Zazwyczaj rozmowa matki z ośmioletnią córką po powrocie ze szkoły muzycznej wygląda tak:
– Mamuś, nie lubię skrzypiec. Więcej nie pójdę do szkoły muzycznej.
– Co znowu wymyśliłaś? Przecież sama chciałaś, żeby cię zapisać.
A teraz przyglądnijmy się jak by to było, gdyby ćwiczyć się w słuchaniu empatycznym.
Pierwsza faza to powtarzanie treści – chodzi o to, by powtórzyć dosłownie najważniejszą część słów rozmówcy.
– Mamuś, nie lubię skrzypiec. Więcej nie pójdę do szkoły muzycznej.
– Nie lubisz skrzypiec i mówisz , że więcej nie pójdziesz do szkoły muzycznej.
Nie oceniasz, nie radzisz, nie interpretujesz, pokazujesz , że słuchasz.
Druga faza to przekształcenie treści czyli parafraza.
– Mamuś, nie lubię skrzypiec.
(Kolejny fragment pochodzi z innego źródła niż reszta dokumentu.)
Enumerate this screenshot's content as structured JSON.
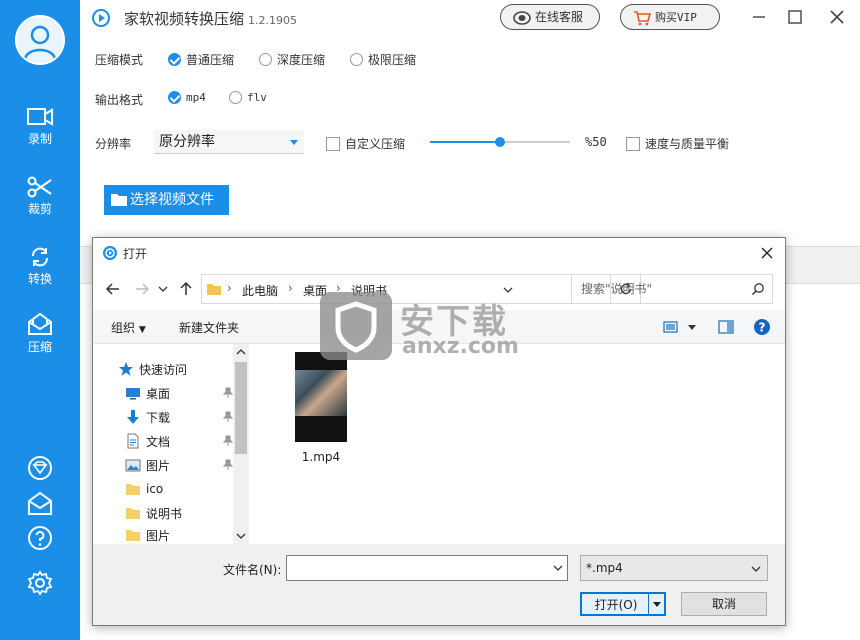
{
  "app": {
    "title": "家软视频转换压缩",
    "version": "1.2.1905",
    "online_service": "在线客服",
    "buy_vip": "购买VIP"
  },
  "sidebar": {
    "items": [
      {
        "label": "录制",
        "icon": "video-record-icon"
      },
      {
        "label": "裁剪",
        "icon": "scissors-icon"
      },
      {
        "label": "转换",
        "icon": "convert-icon"
      },
      {
        "label": "压缩",
        "icon": "compress-icon"
      }
    ],
    "bottom_icons": [
      "vip-diamond-icon",
      "mail-icon",
      "help-icon",
      "settings-icon"
    ]
  },
  "settings": {
    "compress_mode_label": "压缩模式",
    "compress_modes": [
      {
        "label": "普通压缩",
        "checked": true
      },
      {
        "label": "深度压缩",
        "checked": false
      },
      {
        "label": "极限压缩",
        "checked": false
      }
    ],
    "output_format_label": "输出格式",
    "output_formats": [
      {
        "label": "mp4",
        "checked": true
      },
      {
        "label": "flv",
        "checked": false
      }
    ],
    "resolution_label": "分辨率",
    "resolution_value": "原分辨率",
    "custom_compress_label": "自定义压缩",
    "slider_percent": 50,
    "slider_text": "%50",
    "speed_quality_label": "速度与质量平衡",
    "choose_file_button": "选择视频文件"
  },
  "dialog": {
    "title": "打开",
    "breadcrumb": [
      "此电脑",
      "桌面",
      "说明书"
    ],
    "search_placeholder": "搜索\"说明书\"",
    "organize": "组织",
    "new_folder": "新建文件夹",
    "tree": [
      {
        "label": "快速访问",
        "icon": "star-icon",
        "pinned": false
      },
      {
        "label": "桌面",
        "icon": "desktop-icon",
        "pinned": true
      },
      {
        "label": "下载",
        "icon": "download-icon",
        "pinned": true
      },
      {
        "label": "文档",
        "icon": "document-icon",
        "pinned": true
      },
      {
        "label": "图片",
        "icon": "picture-icon",
        "pinned": true
      },
      {
        "label": "ico",
        "icon": "folder-icon",
        "pinned": false
      },
      {
        "label": "说明书",
        "icon": "folder-icon",
        "pinned": false
      },
      {
        "label": "图片",
        "icon": "folder-icon",
        "pinned": false
      }
    ],
    "files": [
      {
        "name": "1.mp4"
      }
    ],
    "filename_label": "文件名(N):",
    "filename_value": "",
    "filetype": "*.mp4",
    "open_button": "打开(O)",
    "cancel_button": "取消"
  },
  "watermark": {
    "text": "安下载",
    "sub": "anxz.com"
  },
  "colors": {
    "brand": "#1b8fe8",
    "dialog_accent": "#0078d7"
  }
}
Więcej nie pójdę do szkoły muzycznej.
-Widzę , że nie masz już ochoty chodzić do szkoły muzycznej .
Ujmujesz sens własnymi słowami. Myślisz o tym co powiedział rozmówca. Używasz lewej półkuli – logicznej.
Trzecia faza to odzwierciedlanie uczuć.
– Mamuś, nie lubię skrzypiec. Więcej nie pójdę do szkoły muzycznej.
– Oj widzę, że jesteś niezadowolona.
Skupiasz się na uczuciach rozmówcy. Nie tak ważne są słowa , co uczucia, które je wywołały.
Używasz prawej półkuli
Czwarta faza to zarówno odzwierciedlenie uczuć jak i przekształcenie wypowiedzi.
– Mamuś, nie lubię skrzypiec. Więcej nie pójdę do szkoły muzycznej.
– Oj widzę, że jesteś niezadowolona i nie chcesz już iść do szkoły muzycznej.
Niezadowolenie to uczucie, treść to szkoła muzyczna. Używasz tu obu części mózgu, aby zrozumieć logicznie i emocjonalnie.
Cały sens polega na tym, żeby z rozmówcą nie być w opozycji, ale niejako usiąść po tej samej stronie i wspólnie rozwiązywać problem.
Niestety najczęściej działamy inaczej – prawie automatycznie wchodzimy w autobiograficzny sposób słuchania, tak więc: oceniamy – zgadzamy się lub nie z rozmówcą, sondujemy – zadajemy pytania z własnego punktu widzenia, radzimy – udzielamy porad opartych na naszym doświadczeniu, wreszcie interpretujemy – próbujemy zrozumieć opierając się na własnym zachowaniu i własnych motywach.
Niestety nie dajemy w ten sposób wsparcia i często tak poprowadzone rozmowy szybką się kończą, a ludzie na ogół się od siebie odsuwają.
Dlatego zdecydowanie najważniejsze to najpierw zrozumieć innych przez słuchanie empatyczne, a ta jedna umiejętność może prowadzić do całkowitej zmiany jakości naszego życia.
Działa! Polecam – zarówno w domu jak i w pracy.
Spróbuj i napisz czego doświadczyłeś!
Powodzenia! I niech Moc będzie z Tobą!